(Crédit: DR)

Jean-François Strouf: « On veut avancer mais on ne s’en donne pas les moyens »

Le spécialiste de l’environnement, Jean-François Strouf, était ce mercredi matin sur Radio J, au micro d’Ilana Ferhadian à 9h07, dans l’émission Les Pieds sur Terre. Il parle du bilan sur la trajectoire énergétique de la France.

Il revient sur les engagements qui ont plus ou moins bien marché en matière de transition écologique. Jean-François Strouf explique qu’il y a encore certains acronymes, tels que PPE (Programmation pluriannuelle de l’énergie), que les concitoyens ne connaissent pas. C’est essentiel à savoir, car ce dernier sert à mesurer la trajectoire énergétique, ainsi que les énergies renouvelables en France. La PPE est pensée sur dix ans. 
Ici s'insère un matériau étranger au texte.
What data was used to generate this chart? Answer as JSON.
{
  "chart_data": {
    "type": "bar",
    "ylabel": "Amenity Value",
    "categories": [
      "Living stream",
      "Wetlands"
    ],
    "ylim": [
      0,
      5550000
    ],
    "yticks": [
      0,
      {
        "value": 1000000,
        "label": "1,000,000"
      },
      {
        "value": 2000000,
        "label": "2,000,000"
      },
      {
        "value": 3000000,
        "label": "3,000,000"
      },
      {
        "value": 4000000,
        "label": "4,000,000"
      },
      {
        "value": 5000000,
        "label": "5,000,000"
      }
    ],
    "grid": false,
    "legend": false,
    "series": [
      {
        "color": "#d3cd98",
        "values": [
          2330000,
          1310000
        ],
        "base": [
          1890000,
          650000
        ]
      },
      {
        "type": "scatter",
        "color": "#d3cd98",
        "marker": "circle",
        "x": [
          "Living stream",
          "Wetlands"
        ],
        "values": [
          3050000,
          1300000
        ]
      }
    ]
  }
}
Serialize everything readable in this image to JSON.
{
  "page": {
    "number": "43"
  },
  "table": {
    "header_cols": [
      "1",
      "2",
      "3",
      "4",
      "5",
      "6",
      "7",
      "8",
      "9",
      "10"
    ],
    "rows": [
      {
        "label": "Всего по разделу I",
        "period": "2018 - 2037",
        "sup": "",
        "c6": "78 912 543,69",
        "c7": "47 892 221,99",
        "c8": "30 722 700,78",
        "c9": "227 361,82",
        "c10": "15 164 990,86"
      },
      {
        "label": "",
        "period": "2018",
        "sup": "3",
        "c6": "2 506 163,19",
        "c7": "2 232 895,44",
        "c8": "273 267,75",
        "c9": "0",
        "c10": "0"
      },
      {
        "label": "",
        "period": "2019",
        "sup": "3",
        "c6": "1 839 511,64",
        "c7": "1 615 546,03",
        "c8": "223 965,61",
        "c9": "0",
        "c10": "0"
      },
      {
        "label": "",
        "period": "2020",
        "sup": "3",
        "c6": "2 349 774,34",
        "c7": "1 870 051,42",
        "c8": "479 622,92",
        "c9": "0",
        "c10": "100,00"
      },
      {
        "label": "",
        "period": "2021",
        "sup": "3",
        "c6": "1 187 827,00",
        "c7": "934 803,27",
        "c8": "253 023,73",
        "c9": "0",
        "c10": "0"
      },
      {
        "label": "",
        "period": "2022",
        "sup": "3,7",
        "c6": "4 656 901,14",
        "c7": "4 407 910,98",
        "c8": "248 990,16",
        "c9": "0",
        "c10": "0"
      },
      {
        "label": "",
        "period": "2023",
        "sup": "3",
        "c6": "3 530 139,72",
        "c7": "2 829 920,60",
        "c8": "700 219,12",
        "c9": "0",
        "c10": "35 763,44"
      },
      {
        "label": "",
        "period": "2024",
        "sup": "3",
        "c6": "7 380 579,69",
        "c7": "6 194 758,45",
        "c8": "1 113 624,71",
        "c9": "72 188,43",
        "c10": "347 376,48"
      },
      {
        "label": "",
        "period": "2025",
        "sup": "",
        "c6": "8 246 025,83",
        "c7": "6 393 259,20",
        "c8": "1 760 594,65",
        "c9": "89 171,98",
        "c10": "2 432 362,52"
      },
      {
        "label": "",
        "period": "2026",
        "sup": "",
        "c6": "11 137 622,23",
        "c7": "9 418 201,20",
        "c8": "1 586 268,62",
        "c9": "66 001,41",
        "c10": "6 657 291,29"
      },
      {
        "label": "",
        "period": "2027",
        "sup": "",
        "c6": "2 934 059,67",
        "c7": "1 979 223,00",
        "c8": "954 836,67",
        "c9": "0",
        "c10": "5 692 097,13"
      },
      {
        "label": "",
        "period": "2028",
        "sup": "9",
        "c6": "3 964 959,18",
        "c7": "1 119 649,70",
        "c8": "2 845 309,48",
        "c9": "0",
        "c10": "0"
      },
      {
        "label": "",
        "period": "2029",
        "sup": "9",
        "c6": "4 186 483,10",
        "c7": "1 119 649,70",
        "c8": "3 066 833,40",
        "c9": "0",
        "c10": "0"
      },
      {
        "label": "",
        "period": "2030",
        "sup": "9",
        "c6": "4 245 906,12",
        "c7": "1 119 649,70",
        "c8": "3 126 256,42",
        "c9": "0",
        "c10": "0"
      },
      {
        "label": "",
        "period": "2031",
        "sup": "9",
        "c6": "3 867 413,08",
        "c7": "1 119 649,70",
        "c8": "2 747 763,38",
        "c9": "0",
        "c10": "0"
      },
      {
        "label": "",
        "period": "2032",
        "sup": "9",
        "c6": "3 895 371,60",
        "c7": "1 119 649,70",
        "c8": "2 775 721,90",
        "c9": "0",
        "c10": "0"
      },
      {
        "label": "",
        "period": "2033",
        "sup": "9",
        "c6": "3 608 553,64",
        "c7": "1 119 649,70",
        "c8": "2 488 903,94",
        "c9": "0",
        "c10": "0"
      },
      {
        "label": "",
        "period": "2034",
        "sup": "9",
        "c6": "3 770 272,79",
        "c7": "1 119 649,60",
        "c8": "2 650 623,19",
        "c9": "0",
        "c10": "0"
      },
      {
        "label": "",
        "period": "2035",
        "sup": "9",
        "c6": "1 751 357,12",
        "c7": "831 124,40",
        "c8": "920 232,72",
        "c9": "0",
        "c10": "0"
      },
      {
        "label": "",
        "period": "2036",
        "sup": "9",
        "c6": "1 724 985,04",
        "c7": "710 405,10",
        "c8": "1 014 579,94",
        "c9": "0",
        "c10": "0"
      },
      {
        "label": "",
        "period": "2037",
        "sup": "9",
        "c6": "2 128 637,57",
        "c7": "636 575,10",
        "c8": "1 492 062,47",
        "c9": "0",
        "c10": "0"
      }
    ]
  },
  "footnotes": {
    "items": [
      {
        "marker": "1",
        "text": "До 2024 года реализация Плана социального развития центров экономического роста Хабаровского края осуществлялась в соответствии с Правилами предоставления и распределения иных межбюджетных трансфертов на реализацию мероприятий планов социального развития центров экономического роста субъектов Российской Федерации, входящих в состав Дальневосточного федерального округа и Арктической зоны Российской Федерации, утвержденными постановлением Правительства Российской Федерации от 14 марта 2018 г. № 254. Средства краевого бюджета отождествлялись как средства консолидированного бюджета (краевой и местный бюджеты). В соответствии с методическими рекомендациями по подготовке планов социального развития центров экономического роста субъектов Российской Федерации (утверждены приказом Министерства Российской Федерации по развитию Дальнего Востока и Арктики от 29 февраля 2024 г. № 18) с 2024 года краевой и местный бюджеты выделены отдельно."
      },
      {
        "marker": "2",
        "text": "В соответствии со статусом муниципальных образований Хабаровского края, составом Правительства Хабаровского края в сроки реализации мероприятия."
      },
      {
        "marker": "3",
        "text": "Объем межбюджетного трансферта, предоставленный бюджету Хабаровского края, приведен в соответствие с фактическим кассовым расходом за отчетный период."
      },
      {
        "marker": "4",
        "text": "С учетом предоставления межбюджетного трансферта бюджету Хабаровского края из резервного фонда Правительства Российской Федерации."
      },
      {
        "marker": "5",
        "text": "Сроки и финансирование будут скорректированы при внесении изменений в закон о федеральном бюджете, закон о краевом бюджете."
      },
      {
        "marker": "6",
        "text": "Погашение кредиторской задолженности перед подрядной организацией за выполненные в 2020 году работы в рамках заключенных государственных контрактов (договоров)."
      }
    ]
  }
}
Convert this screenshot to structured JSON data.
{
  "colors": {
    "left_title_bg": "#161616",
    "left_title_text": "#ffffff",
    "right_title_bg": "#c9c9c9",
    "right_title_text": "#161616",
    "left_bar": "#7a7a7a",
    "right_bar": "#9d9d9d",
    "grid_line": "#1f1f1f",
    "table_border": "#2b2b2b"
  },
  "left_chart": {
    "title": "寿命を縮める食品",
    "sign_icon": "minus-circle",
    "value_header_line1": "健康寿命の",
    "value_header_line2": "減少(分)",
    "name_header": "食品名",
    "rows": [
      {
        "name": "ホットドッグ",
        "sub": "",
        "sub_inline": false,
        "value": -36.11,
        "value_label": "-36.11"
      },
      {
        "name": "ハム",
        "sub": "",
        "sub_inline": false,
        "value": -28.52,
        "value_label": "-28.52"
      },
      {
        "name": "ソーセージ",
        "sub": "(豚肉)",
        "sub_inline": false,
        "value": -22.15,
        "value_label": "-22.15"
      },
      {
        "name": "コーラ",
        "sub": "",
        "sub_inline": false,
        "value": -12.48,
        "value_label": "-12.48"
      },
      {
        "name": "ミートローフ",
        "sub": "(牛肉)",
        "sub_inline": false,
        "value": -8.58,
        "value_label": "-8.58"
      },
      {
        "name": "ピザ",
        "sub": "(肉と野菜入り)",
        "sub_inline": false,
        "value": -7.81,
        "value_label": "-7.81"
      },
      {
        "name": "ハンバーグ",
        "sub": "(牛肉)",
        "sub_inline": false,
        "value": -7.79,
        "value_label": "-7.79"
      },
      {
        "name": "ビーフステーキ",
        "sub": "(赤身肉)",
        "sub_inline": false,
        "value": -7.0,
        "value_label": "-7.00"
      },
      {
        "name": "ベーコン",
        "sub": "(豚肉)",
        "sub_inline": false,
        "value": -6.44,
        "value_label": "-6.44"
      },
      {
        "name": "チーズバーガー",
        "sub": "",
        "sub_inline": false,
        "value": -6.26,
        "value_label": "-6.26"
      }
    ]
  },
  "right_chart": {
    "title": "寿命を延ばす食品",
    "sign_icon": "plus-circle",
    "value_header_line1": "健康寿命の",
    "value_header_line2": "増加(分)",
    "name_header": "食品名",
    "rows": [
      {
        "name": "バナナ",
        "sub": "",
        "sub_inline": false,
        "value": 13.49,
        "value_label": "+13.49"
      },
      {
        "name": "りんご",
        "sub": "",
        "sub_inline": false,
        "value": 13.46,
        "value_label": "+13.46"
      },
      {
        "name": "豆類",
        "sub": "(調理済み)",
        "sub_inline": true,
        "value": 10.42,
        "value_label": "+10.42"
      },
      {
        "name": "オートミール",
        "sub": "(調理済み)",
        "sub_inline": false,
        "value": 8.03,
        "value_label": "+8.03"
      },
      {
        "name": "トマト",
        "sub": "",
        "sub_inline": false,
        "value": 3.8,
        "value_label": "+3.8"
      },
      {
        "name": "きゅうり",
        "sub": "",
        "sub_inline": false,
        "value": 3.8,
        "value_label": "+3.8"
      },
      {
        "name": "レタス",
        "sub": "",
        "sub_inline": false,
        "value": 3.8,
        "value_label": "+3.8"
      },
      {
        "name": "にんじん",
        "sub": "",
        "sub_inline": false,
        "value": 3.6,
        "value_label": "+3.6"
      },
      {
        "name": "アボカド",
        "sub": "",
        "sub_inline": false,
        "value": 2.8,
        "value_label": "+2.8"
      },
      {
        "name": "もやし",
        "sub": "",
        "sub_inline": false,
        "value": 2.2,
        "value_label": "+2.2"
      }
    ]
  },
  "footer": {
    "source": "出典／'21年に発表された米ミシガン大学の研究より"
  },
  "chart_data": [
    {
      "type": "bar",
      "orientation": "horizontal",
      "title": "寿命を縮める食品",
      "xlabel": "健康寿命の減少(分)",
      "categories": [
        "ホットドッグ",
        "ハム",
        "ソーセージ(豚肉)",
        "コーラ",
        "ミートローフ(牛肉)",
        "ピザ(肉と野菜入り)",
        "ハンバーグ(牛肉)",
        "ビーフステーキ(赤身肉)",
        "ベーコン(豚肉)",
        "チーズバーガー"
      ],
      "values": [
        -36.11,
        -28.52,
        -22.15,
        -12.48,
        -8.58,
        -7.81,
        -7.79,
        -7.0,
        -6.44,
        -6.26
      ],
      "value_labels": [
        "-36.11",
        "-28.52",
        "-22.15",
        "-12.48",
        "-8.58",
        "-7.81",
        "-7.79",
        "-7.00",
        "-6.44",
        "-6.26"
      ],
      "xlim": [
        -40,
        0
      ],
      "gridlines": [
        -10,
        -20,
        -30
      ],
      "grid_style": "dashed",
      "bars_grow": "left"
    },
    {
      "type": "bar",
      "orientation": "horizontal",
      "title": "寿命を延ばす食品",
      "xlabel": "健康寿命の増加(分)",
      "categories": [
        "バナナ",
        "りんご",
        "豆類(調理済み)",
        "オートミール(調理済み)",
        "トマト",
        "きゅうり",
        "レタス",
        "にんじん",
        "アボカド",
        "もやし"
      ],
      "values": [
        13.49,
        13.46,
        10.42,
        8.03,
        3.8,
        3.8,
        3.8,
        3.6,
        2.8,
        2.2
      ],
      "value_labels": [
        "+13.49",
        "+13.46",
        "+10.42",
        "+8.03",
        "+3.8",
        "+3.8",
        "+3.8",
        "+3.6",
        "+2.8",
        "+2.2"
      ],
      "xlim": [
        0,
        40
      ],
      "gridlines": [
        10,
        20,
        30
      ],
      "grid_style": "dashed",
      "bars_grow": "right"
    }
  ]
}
Jean-François Strouf commence l’émission par de bonnes nouvelles : « La part du charbon, et la France est en pointe dans ce domaine, a pratiquement disparu ».  

Une distribution massive d’ampoules basse consommation a eu lieu et les concitoyens les ont payées en fonction de leurs revenus. Des aides de l’Etat ont également été apportées pour mieux isoler les foyers des Français et Françaises : « Tout ça marche très bien ». 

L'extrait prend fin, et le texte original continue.